Why Trump Terrifies The Republicans Who Created Him And His Movement

Why Trump Terrifies The Republicans Who Created Him And His Movement

In the aftermath of the final presidential debate, Republican leaders and elected officials will no longer be able to shirk their responsibility to curb Donald Trump — who has become a clear and present danger not only to their party but to this country. He isn’t dangerous because he soiled the GOP brand once more, because he mocks and taunts other Republicans, or because he is so likely to lose and take some of them down with him.

No, Trump is dangerous because he refused to agree that he would accept the election’s outcome if he loses, inviting a violent reaction by his supporters — and because he sided with the Russian Federation against US intelligence and military leaders over their alleged interference in this election. Even his running mate Mike Pence has found these bizarre positions insupportable.

What Trump’s startling debate responses showed was not merely his vacuum of proper temperament and judgment — personality defects that are all too well known by now — but his casual lack of respect for basic American institutions and traditions. His casual dismissal of profound concerns over Russian incursions against US citizens, despite the briefings he has received from American intelligence officials, was stunning. He accepted the denials by Russian officials and implied that his own country’s services are lying.

Frantically as he waves the flag, spouting nationalism and xenophobia, Trump’s “patriotism” is now exposed as a ruse. Although he pretended to denounce interference in American elections “by any country,” at the urging of moderator Chris Wallace, he has encouraged the suspected Russian intrusions into this process all along — and reaffirmed that position last night.

No doubt many Republicans have been troubled by Trump’s shadowy and compromised relationship with the regime of Vladimir Putin. His strange pronouncements about Ukraine, Syria, and other foreign issues, seeming to justify or whitewash aggressive Russian policies, are far outside the American mainstream in either party.

But he went further still when he renewed his refusal to accept the election’s results. For all his obsequious blather about Putin, nothing could be more pleasing to the Russian boss than this grotesque attempt to discredit American democracy. Putin and the oligarchs who surround him often argue that the United States is “hypocritical” in advocating democracy, transparency, and human rights, because our own practices are imperfect. When a major party presidential candidate disparaged our system as “corrupt” and “rigged” before an audience of millions, he delivered an extraordinary propaganda victory to the Kremlin.
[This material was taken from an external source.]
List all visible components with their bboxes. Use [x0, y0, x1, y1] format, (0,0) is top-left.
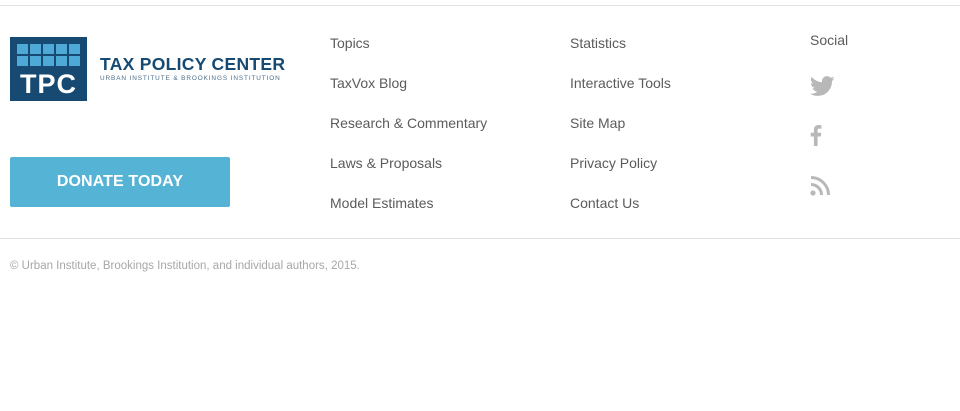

Even if Republican officials don’t fully grasp the foulness of Trump’s end game, they must have begun to realize that he poses an existential threat to them. For any individual GOP Senator or Representative, there is a strong possibility that he or she may win even if Trump loses. But when he seeks to discredit the validity of the election as fraudulent, where does that leave those victors? By definition, he and his alt-right supporters are undermining the legitimacy of every official elected on November 8.

The hard truth, as my friend @LOLGOP and other writers have previously explained, is that the Republicans only have themselves to blame for Trump. For year they have mundanely exploited the same racial divisions, fake issues, and intellectual dishonesty that he transformed into political performance art to take over their party.

The Republicans must also look inward to find the roots of the insurrectionary attitude now adopted by Trump’s supporters, and stoked by his comments about the election. Dating back to the militia movement during Bill Clinton’s presidency, and especially with the rise of the Tea Party in reaction to Barack Obama, too many Republicans have eagerly stirred up fanatics for their own partisan benefit. They colluded with the gun lobby and other extremist groups to foment conspiracy theories and dark rumors of government oppression, while promoting fantasies of armed rebellion.

Now that Trump has stepped forward to embody those apocalyptic ideas in his failing candidacy, the Republicans are suddenly frightened of their own creation. They will try to escape responsibility for whatever havoc he may wreak, although they hatched this movement long ago. The billionaire bully and his angry mob are their own shrieking chickens, finally coming home to roost.